Askerlerin sokağa çıkması, milletvekillerinin meclise girmesine dahi engel olması ve benzeri hareketler bu ihlalde ordunun da desteği olduğuna işaret eder. Ve tabiatıyla işin içine ister istemez Fransa ve batı girmiş olur.
BAE'den kimilerinin üç gün önce darbe müjdesi vermiş olması da yabana atılmamalıdır!
Darbeye destek veren Tunuslu siyasetçilerin eski yönetime yakın olmaları, Ğannuşi'yi Türkiye'ye yakınlığıyla eleştirmeleri de göz ardı edilmemelidir!
Tunus'ta 217 üyeli parlamentonun en büyük grubu Raşid Gannuşi'nin başkanlığını yaptığı 52 milletvekili ile Nahda Hareketi'dir. (Tunus parlamentosundaki dağılım: Nahda 52, Tunusun kalbi 38, Demokrasi akımı 22, Onur ittifakı 21, Özgür anayasa 17, Halk hareketi 15, Yaşasın Tunus 14, diğer 14 parti ve ittifakın 1 ila 4 milletvekili var)
Nahda, Müslüman kardeşlerin Tunus versiyonudur dense yeridir.
Devrimin başarıya ulaşmasında da demokratik işleyişin başarısında da en büyük pay meclisin lokomotifi olan Nahda Hareketi'ne aittir.
Yalnız Arap dünyası Müslüman Kardeşleri terör örgütü olarak nitelediği için Tunus'taki varlığına ve meşruiyetine tahammül edemediklerinin altını kalın çizgilerle çizmemiz gerekir.
Gannuşi'nin Türkiye ile ilişkilerinin boyutu da emperyalistleri ve bölgedeki kuyruklarını ürkütmektedir.

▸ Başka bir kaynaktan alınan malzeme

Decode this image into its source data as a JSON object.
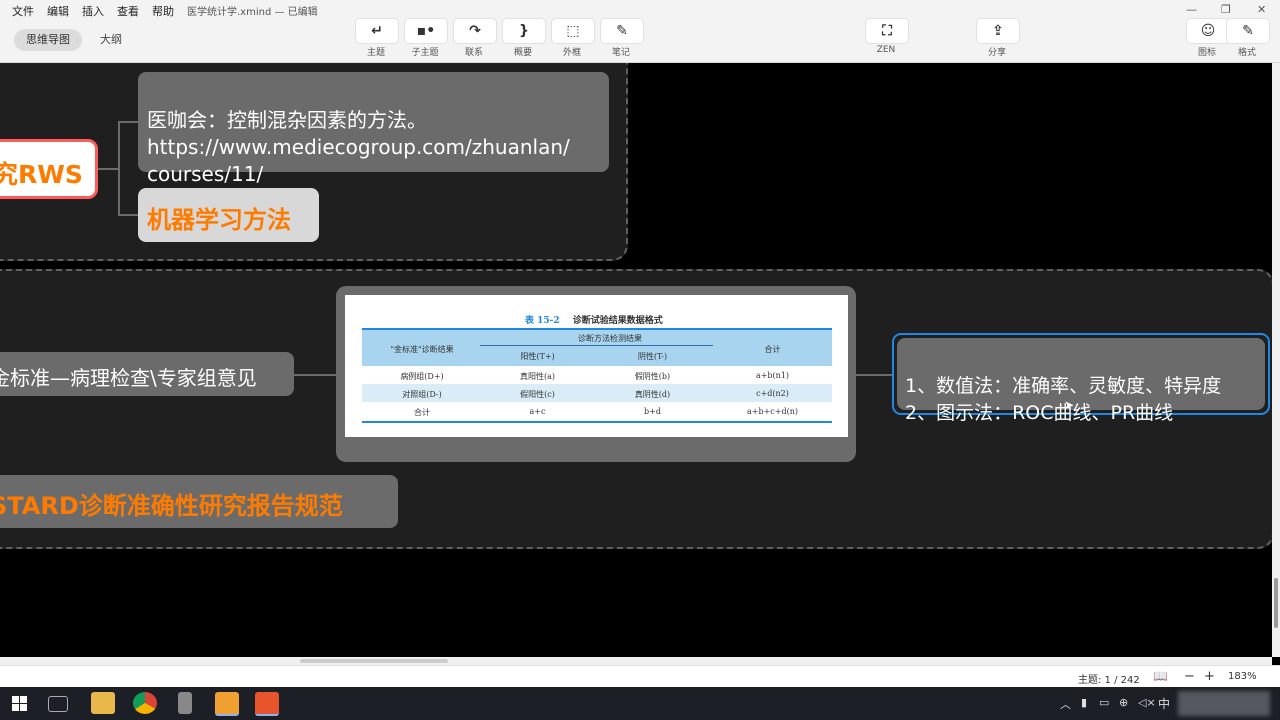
{
  "menu": [
    "文件",
    "编辑",
    "插入",
    "查看",
    "帮助"
  ],
  "doc_title": "医学统计学.xmind — 已编辑",
  "view_tabs": [
    "思维导图",
    "大纲"
  ],
  "toolbar": [
    {
      "icon": "topic-icon",
      "glyph": "↵",
      "label": "主题"
    },
    {
      "icon": "subtopic-icon",
      "glyph": "▪•",
      "label": "子主题"
    },
    {
      "icon": "relationship-icon",
      "glyph": "↷",
      "label": "联系"
    },
    {
      "icon": "summary-icon",
      "glyph": "}",
      "label": "概要"
    },
    {
      "icon": "boundary-icon",
      "glyph": "⬚",
      "label": "外框"
    },
    {
      "icon": "note-icon",
      "glyph": "✎",
      "label": "笔记"
    }
  ],
  "zen": {
    "glyph": "⛶",
    "label": "ZEN"
  },
  "share": {
    "glyph": "⇪",
    "label": "分享"
  },
  "right_tools": [
    {
      "glyph": "☺",
      "label": "图标"
    },
    {
      "glyph": "✎",
      "label": "格式"
    }
  ],
  "window_controls": [
    "—",
    "❐",
    "✕"
  ],
  "mindmap": {
    "rws_node": "究RWS",
    "note_node": "医咖会：控制混杂因素的方法。\nhttps://www.mediecogroup.com/zhuanlan/\ncourses/11/",
    "ml_node": "机器学习方法",
    "gold_node": "金标准—病理检查\\专家组意见",
    "stard_node": "STARD诊断准确性研究报告规范",
    "methods_node": "1、数值法：准确率、灵敏度、特异度\n2、图示法：ROC曲线、PR曲线"
  },
  "table_image": {
    "caption_num": "表 15-2",
    "caption": "诊断试验结果数据格式",
    "header_gold": "\"金标准\"诊断结果",
    "header_method": "诊断方法检测结果",
    "header_pos": "阳性(T+)",
    "header_neg": "阴性(T-)",
    "header_total": "合计",
    "rows": [
      [
        "病例组(D+)",
        "真阳性(a)",
        "假阴性(b)",
        "a+b(n1)"
      ],
      [
        "对照组(D-)",
        "假阳性(c)",
        "真阴性(d)",
        "c+d(n2)"
      ],
      [
        "合计",
        "a+c",
        "b+d",
        "a+b+c+d(n)"
      ]
    ]
  },
  "status": {
    "topic_count": "主题: 1 / 242",
    "zoom_minus": "−",
    "zoom_plus": "+",
    "zoom": "183%"
  },
  "tray": {
    "ime": "中"
  },
  "colors": {
    "orange": "#ff7b00",
    "node_gray": "#6b6b6b",
    "selection_blue": "#1e88e5",
    "table_blue": "#a8d4f0"
  }
}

Gannuşi'nin Türkiye ile ilişkileri rahmetli Erbakan hoca zamanında başlayan Milli Görüş üzerinden kurulan ilişkilerdir.(Ğannuşi ile Erbakan hoca arasındaki görüşmelerin önemli bir kısmına tercüman olarak bizzat katıldığım için yakından biliyorum.)
Başkan Erdoğan da milli iradeyi destekleme eksenli politikaları nedeniyle her ülkede olduğu gibi Tunus'ta da milli iradeyi önemsemiş, desteklemiş ve Tunus yönetimiyle ve tabiatıyla Gannuşi ile ilişkiler geliştirilmiştir.
Bu darbenin başarılı olması Arap dünyasının tek demokratik örneği olan Tunus'ta da Arap Baharı'nın kışa çevrilmesi demektir.
Devrim sonrası geçiş sürecinde cumhurbaşkanlığı yapan Munsıf Merzuki de durumu devrim öncesi duruma dönüş olarak nitelemektedir.
Tunus'ta kimi hukukçuların yanı sıra, 133 milletvekilini temsilen Nahda (52), Tunusun kalbi (38), Demokrasi akımı (22), Onur ittifakı (21)da, ortak bir bildiri ile Kays Said'in kararını tanımadıklarını ilan ettiler.
Ayrıca, Tunus'taki bu son gelişme göstermiştir ki toplumdaki farklı grupların mutabakatı emperyalizmin müdahalesine engel olamıyormuş.
Hani Mısır'da merhum Mürsi diğer gruplarla mutabakata varmadığı için darbeye maruz kaldığı şeklinde eleştiriliyordu ya, onun da hikaye olduğu anlaşıldı.
Emperyalistler anlaşsanız da fırsatını bulunca yapar yapacağını!
Önemli olan milli iradenin yönetime tam olarak yansımasıdır!
Yalnız bu seferki darbenin anayasa profesörü seçilmiş bir cumhurbaşkanı eliyle yapılmış olması manidardır!
Belli ki siyasetten gelmeyen Kays Said baskılara karşı direnme cesareti gösterememiş, boyun eğmiş ve demokratik sistemi kendi eliyle askıya almış!
Tunus demokrasisinin ölüm tutanağına imza atmış!
Halkın bu tutanağı onaylayıp onaylamayacağını gelişmeler gösterecek.
Bekleyip göreceğiz.
Tabii ki darbeye karşıyız, tabii ki milli iradenin yanındayız!